Kahle, who is working on the "Cell" processor design team that includes engineers from IBM Corp.'s microelectronics division, Sony Corp., and Toshiba Corp., said "CMOS is running out of steam," with interconnect delays and leakage power becoming more challenging.
"The biggest limit going forward is the human mind. How do we exploit the parallelism available to us?" Kahle said at the workshop, which focuses on timing issues. The two-day meeting, with about 75 attendees this year, is organized by the IEEE and the Association of Computer Manufacturers as the International Workshop on Timing Issues in the Specification and Synthesis of Digital Systems.
Process technology still has some tricks up its sleeve, such as silicon-on-insulator, strained silicon, multi-gate devices, and other technology advances. But overall, the 70-percent shrinks that bulk CMOS devices undergo every two or three years no longer deliver commensurate performance improvements. Metal interconnects pose a particular challenge, as copper and low-k dielectrics will not improve fast enough to keep wiring delays balanced with transistor delays, Kahle said.
To keep the chip industry healthy, companies must come up with new ways to add value that pick up the slack in bulk CMOS scaling. Design tools must be developed that are able to handle variability stemming from multiple cores, multiple threshold voltages, more complex clock distribution and wire delay models, as well as shifts in temperature and droops in the supply voltage.

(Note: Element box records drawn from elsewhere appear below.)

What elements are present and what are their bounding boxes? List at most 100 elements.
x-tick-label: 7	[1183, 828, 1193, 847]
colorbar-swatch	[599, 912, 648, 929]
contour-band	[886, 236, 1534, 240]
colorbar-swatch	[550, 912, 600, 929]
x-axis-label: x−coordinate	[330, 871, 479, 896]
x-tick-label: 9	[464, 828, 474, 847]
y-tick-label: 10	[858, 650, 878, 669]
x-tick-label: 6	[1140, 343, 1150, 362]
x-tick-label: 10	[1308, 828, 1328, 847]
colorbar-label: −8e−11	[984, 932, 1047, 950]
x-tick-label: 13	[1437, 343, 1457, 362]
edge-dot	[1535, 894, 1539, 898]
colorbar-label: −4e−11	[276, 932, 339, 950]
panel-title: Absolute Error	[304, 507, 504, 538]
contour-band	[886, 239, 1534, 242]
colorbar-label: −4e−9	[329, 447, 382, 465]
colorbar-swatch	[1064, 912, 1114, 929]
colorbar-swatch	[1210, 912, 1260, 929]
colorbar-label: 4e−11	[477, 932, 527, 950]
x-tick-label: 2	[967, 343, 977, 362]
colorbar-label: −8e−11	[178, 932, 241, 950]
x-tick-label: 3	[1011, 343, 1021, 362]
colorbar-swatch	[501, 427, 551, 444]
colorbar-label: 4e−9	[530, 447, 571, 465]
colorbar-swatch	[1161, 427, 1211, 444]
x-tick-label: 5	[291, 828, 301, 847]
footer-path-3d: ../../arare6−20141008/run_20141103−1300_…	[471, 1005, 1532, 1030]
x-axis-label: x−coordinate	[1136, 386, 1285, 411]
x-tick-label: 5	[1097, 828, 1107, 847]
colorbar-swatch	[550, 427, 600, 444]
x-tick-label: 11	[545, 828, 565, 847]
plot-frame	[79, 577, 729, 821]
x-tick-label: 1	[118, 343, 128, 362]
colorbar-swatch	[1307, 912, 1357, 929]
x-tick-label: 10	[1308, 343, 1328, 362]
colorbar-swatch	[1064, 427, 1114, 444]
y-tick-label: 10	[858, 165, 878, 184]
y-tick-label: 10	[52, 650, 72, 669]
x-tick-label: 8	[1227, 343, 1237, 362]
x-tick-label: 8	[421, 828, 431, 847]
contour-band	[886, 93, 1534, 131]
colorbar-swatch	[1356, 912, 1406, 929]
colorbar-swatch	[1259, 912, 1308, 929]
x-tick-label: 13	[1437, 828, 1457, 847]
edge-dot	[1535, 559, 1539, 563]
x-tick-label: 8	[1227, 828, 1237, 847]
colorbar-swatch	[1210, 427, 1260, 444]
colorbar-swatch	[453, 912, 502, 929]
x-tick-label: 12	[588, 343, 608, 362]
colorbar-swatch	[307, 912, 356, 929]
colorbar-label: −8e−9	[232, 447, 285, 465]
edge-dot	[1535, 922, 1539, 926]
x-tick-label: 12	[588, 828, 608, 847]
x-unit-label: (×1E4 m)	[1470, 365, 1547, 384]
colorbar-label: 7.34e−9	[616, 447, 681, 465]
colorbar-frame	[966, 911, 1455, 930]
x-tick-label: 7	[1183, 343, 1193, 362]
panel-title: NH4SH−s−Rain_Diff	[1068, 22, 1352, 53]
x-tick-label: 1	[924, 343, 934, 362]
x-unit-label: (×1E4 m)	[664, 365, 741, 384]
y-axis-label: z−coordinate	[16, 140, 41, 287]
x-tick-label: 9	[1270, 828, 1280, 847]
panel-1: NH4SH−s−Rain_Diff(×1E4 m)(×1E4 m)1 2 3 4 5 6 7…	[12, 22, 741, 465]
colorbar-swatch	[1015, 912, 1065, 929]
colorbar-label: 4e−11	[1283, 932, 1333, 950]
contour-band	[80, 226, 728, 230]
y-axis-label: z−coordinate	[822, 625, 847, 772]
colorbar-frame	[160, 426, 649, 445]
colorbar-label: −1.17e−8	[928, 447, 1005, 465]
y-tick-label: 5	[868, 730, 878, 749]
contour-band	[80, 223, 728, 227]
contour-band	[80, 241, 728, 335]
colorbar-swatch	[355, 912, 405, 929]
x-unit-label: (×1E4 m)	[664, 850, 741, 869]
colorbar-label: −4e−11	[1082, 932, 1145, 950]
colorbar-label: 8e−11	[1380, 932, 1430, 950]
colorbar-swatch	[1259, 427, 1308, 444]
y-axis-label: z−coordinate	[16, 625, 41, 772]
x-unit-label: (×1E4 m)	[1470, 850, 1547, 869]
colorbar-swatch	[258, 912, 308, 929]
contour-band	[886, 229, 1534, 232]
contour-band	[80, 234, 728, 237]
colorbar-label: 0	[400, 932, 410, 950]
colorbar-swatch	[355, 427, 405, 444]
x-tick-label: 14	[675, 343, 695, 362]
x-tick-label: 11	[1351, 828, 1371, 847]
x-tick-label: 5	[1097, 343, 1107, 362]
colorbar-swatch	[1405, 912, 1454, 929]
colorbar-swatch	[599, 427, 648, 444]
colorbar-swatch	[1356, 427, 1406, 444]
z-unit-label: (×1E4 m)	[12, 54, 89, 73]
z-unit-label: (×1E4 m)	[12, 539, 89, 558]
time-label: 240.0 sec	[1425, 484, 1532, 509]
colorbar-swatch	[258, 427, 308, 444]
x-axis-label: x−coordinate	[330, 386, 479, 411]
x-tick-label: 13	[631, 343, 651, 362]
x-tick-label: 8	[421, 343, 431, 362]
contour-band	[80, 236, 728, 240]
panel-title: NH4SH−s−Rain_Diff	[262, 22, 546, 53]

IBM is working the challenge presented by these variables, which become more impactful as devices shrink. Chandu Visweswariah, a member of the technical staff at IBM's T.J. Watson Research Center, and Kerim Kalafala, an EDA engineer at IBM Microelectronics, presented work on "EinsStat," a tool under development that will work with IBM's timing analysis tool "EinsTimer."
EinsStat uses statistical techniques, rather than the traditional corner-based static timing methodology, to measure on-chip variabilities. While statistical analysis has been under study for many years, previous attempts have resulted in overly-long simulation times. IBM was able to test variables on a 2.1-million gate Asic design in one hour and 10 minutes, plus setup time. A 3,000 gate design required only 18 minutes of CPU time, said Visweswariah.
Kalafala said the project requires cooperation among process, EDA, and circuit modeling enginers, which must create a design methodology that makes sense to circuit and chip designers.
"This kind of project is not an area where you can snap your fingers and make it happen. It requires a lot of different groups to work together, which is something that IBM can do because we have all of these different kinds of expertise under one roof," he said.
Last week, IBM announced that it would merge its microelectronics and server divisions. Visweswariah said the "EinsStat" tool will prove useful initially in developing microprocessors used by the IBM server division. He declined to speculate when EinsStat would come into use within IBM.